Model-Based Reinforcement Learning for Countably Infinite State Space MDP

Wednesday, September 9, 2020 - 4:00pm to 4:30pm

Event Calendar Category

LIDS & Stats Tea

Speaker Name

Bai Liu

Affiliation

LIDS

Zoom meeting id

993 8044 5463

Join Zoom meeting

https://mit.zoom.us/j/99380445463

With the rapid advance of information technology, network systems have become increasingly complex and hence the underlying system dynamics are typically unknown or difficult to characterize. Finding a good network control policy is of significant importance to achieving desirable network performance (e.g., high throughput or low average job delay). Online/sequential learning algorithms are well-suited to learning the optimal control policy from observed data for systems without the information of underlying dynamics. In this work, we consider using model-based reinforcement learning (RL) to learn the optimal control policy of queueing networks so that the average job delay (or equivalently the average queue backlog) is minimized. Existing RL techniques, however, cannot handle the unbounded state spaces of the network control problem. To overcome this difficulty, we propose a new algorithm, called Reinforcement Learning for Queueing Networks (RL-QN), which applies model-based RL methods over a finite subset of the state space.
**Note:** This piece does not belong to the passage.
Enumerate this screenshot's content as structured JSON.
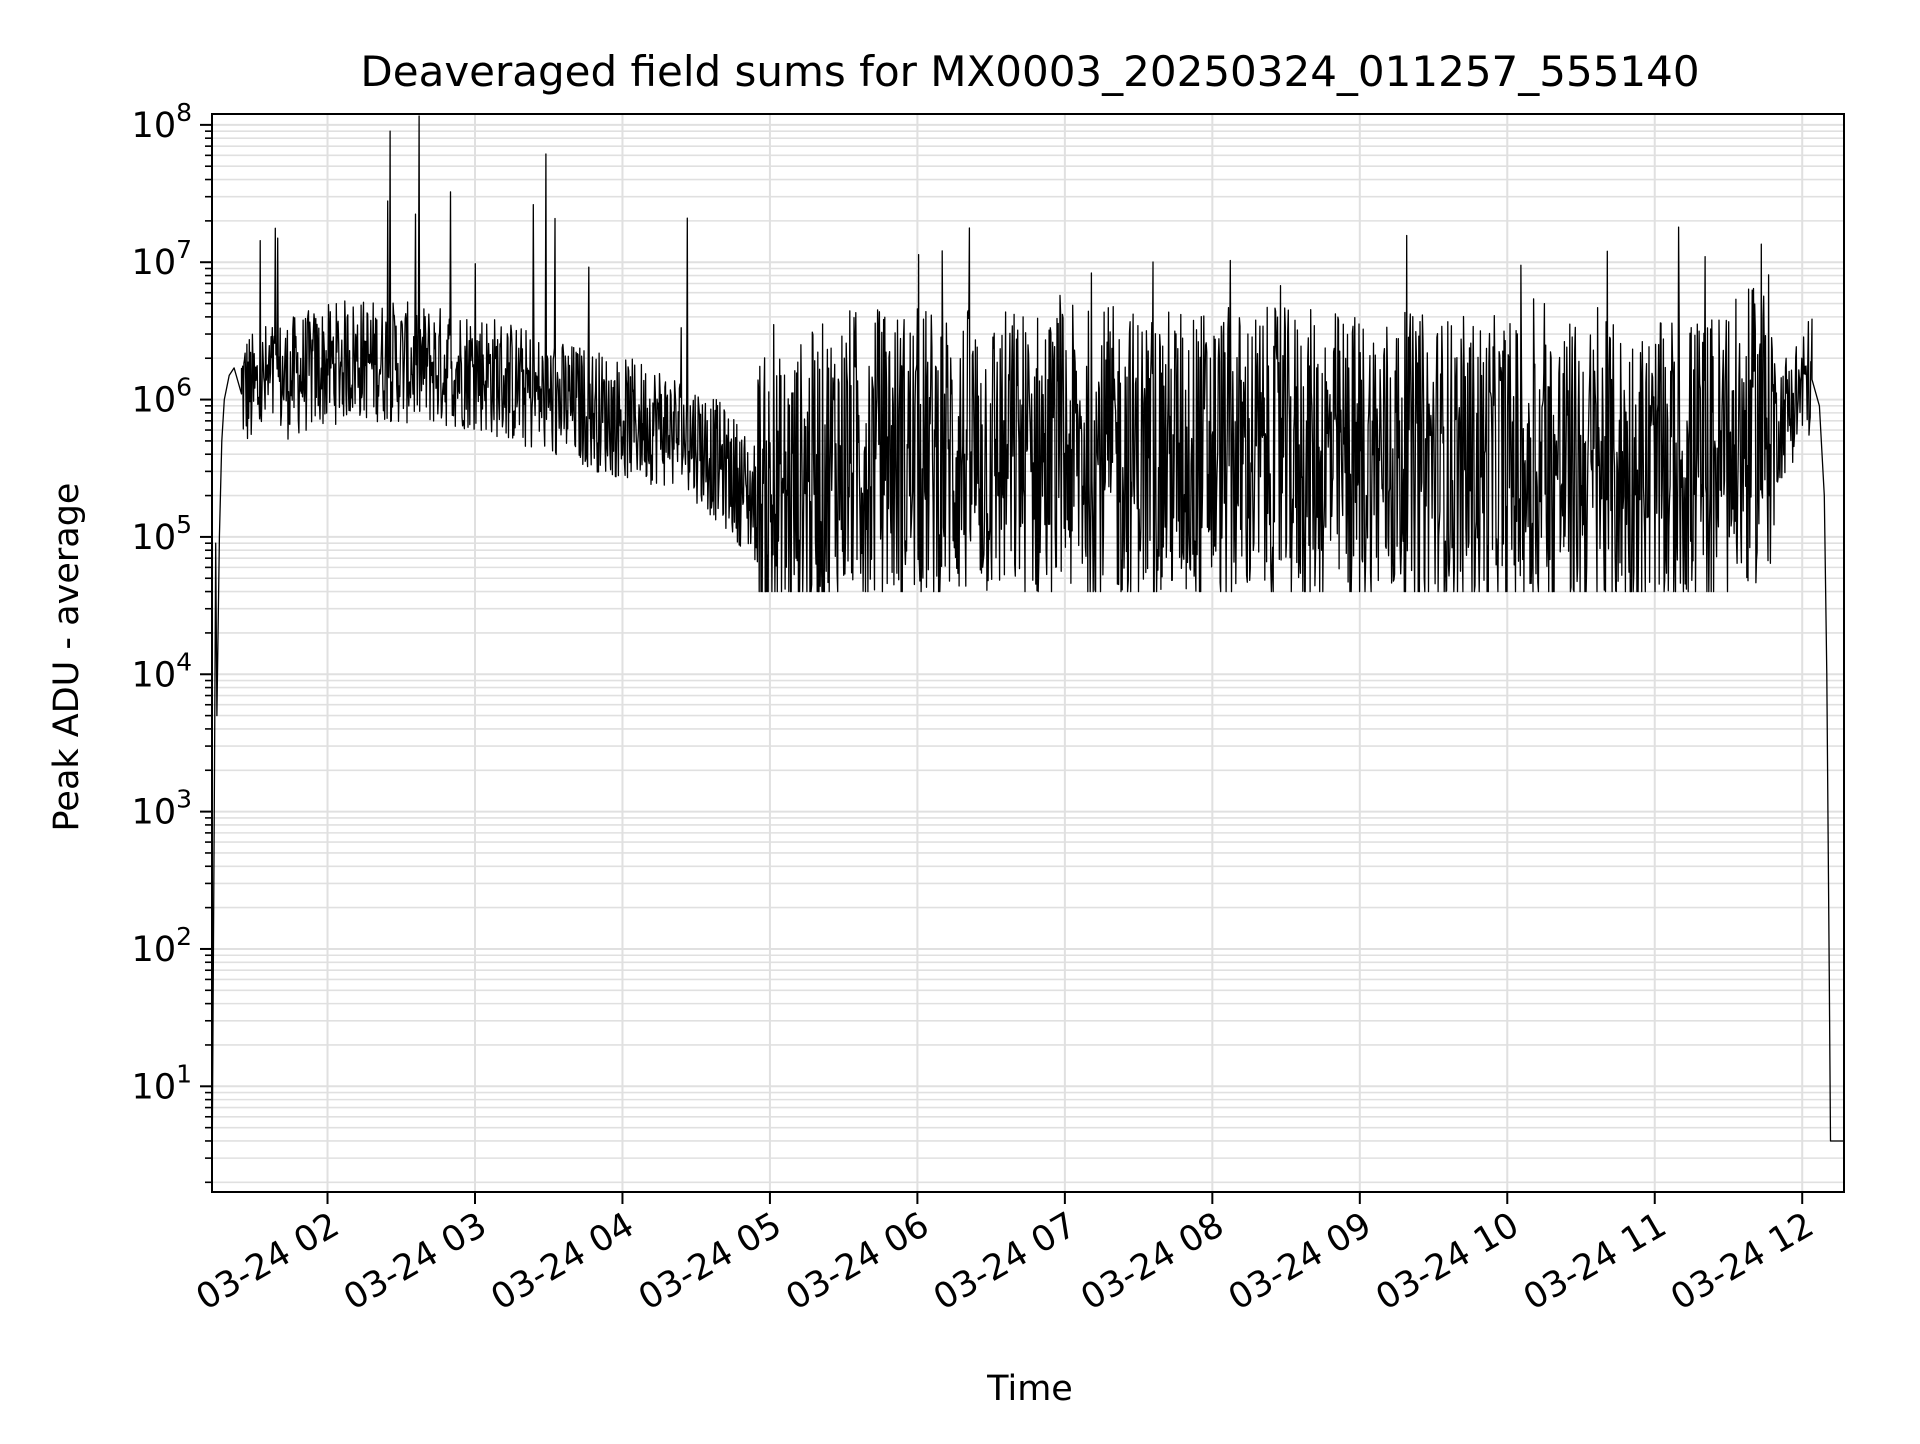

We establish that the average queue backlog under RL-QN with an appropriately constructed subset can be arbitrarily close to the optimal result. We evaluate RL-QN in dynamic server allocation and routing problems. Simulations show that RL-QN minimizes the average queue backlog effectively.

Bai is a Ph.D. student in LIDS advised by Prof. Eytan Modiano. His research interests lie in learning and control problems in networked systems (data networks, logistic networks, etc.), with the application of reinforcement learning, stochastic optimization, and inference methods.